1/03/14

Votos sinceros para el Año Nuevo

Salvador Bernal


Desde la óptica cristiana de la Navidad, la gloria de Dios resulta inseparable de la paz entre los hombres, como anunciaron los ángeles a los pastores de Belén
      En su primera Navidad como papa, Francisco centró su mensaje, antes de la esperada bendición ‘urbi et orbi’, en la necesidad de superar tantos conflictos bélicos como azotan el planeta. No es un gesto rutinario, sino una exigencia profunda del espíritu cristiano. Se comprende, por eso, que se vayan publicando cartas de gratitud dirigidas al romano pontífice por conocidos líderes mundiales.
      Ciertamente, y a pesar de escaramuzas −incluidas las más recientes entre China y Japón−, no parece existir riesgo de una gran conflagración, cuando empezamos 2014, un año en que se recordará el centenario de la primera guerra mundial.

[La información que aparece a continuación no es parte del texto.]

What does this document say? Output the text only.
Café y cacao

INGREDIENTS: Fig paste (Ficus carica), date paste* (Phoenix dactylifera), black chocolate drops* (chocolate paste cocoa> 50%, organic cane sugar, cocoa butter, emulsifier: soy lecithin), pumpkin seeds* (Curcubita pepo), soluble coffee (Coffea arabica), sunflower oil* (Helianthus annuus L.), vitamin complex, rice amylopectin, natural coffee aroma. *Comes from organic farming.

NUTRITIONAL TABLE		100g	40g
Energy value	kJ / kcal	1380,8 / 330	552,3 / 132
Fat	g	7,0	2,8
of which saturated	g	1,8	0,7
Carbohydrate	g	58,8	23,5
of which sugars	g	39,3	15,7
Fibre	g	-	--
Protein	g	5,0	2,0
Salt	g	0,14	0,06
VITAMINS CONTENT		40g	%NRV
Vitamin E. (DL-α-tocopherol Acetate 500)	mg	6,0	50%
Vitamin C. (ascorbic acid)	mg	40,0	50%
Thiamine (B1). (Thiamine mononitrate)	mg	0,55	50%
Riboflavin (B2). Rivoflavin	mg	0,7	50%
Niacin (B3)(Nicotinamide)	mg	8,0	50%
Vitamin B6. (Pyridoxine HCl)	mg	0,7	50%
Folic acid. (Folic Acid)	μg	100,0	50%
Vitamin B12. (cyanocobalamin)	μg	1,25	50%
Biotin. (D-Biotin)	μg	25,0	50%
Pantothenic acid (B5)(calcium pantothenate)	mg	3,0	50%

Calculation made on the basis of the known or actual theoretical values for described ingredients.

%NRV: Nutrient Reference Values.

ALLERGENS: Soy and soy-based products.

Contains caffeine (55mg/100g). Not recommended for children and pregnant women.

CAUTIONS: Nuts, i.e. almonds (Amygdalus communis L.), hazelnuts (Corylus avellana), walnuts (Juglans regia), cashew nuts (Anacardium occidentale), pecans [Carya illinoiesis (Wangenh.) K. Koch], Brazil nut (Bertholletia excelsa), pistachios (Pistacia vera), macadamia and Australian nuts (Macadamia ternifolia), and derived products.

Pero es lamentable que, cien años después, haya tantos conflictos no encauzados a pesar de la existencia de viejas y nuevas organizaciones internacionales, así como del reiterado magisterio eclesiástico, al menos desde finales del siglo XIX.
      Desde la óptica cristiana de la Navidad, la gloria de Dios resulta inseparable de la paz entre los hombres, como anunciaron los ángeles a los pastores de Belén. Porque −lo recordaba Francisco−, la paz no es mero «equilibrio de fuerzas opuestas». Como tampoco «pura “fachada”, que esconde luchas y divisiones». Pero los seres humanos no acabamos de convencernos de que la guerra crea muchos más problemas de los que supuestamente tendría que resolver. ¿Cómo no recordar el grito de Juan Pablo II ante la invasión de Iraq, hoy tristemente profético?
      Pero no son sólo las guerras civiles y regionales. No se puede olvidar tampoco la presencia de altas dosis de violencia, especialmente en países donde se mantienen demasiadas desigualdad sociales, o la fuerza organizada −bandas, mafias, cárteles− desafían el monopolio de la violencia de un débil y quizá corrupto Estado. Pienso en México y en Colombia, azotada ésta por la guerrilla desde tiempo inmemorial. Pero, junto a su frontera occidental, el Observatorio Venezolano de Violencia estima que este año terminará con más de 24.700 muertos de forma violenta: un índice de 79 asesinatos por cada 100.000 habitantes, forzosamente dramático, aunque ese organismo hable de desaceleración. Tampoco faltan dosis de violencia y terrorismo en la órbita arabigo-musulmana, incluyendo la incierta evolución de Libia, Egipto y Turquía (con la no cerrada amenaza de la cuestión kurda).
      Como es natural, en la prensa −y en el mensaje del papa el día de Navidad− están más presentes los grandes conflictos: Siria, la República Centroafricana, Sudán del Sur, Nigeria, Palestina Son innumerables los desplazados y refugiados, también en el Cuerno de África y en el este de la República Democrática del Congo. La huida provoca tragedias como las de Lampedusa, que Francisco no quiere ni puede olvidar. Más lejanas van quedando en la memoria colectiva los dramas de Chechenia o los Balcanes, en gran medida superados gracias a la fortaleza de la Unión Europea, aunque sigamos lamentando con frecuencia la débil diplomacia común.
      Si Pío XII tenía como lema el opus iustitiae paxPablo VI acuñó la expresión del desarrollo como nuevo nombre de la paz. Juan Pablo II amplió ese camino hacia el opus solidaritatis. En todo caso, nunca la agustiniana tranquilitas ordinis procederá de inciertas soluciones militares, aunque siga vigente, por la condición humana, el emblemático si vis pacem para bellum. El futuro no será castrense, sino político y social. Y, en el plano cristiano, habrá que atender a los criterios fuertes sobre La fraternidad, fundamento y camino para la paz, título elegido por el Papa Francisco en su primer mensaje para la Jornada Mundial de la Paz del 1 de enero de 2014, por cierto, la número 47. Ante  todo, se impone superar el riesgo abúlico que para la vieja Europa marca la posible y rechazable «globalización de la indiferencia». De ahí también la necesidad de ese«redescubrimiento de la fraternidad en la economía» al que invita el obispo de Roma.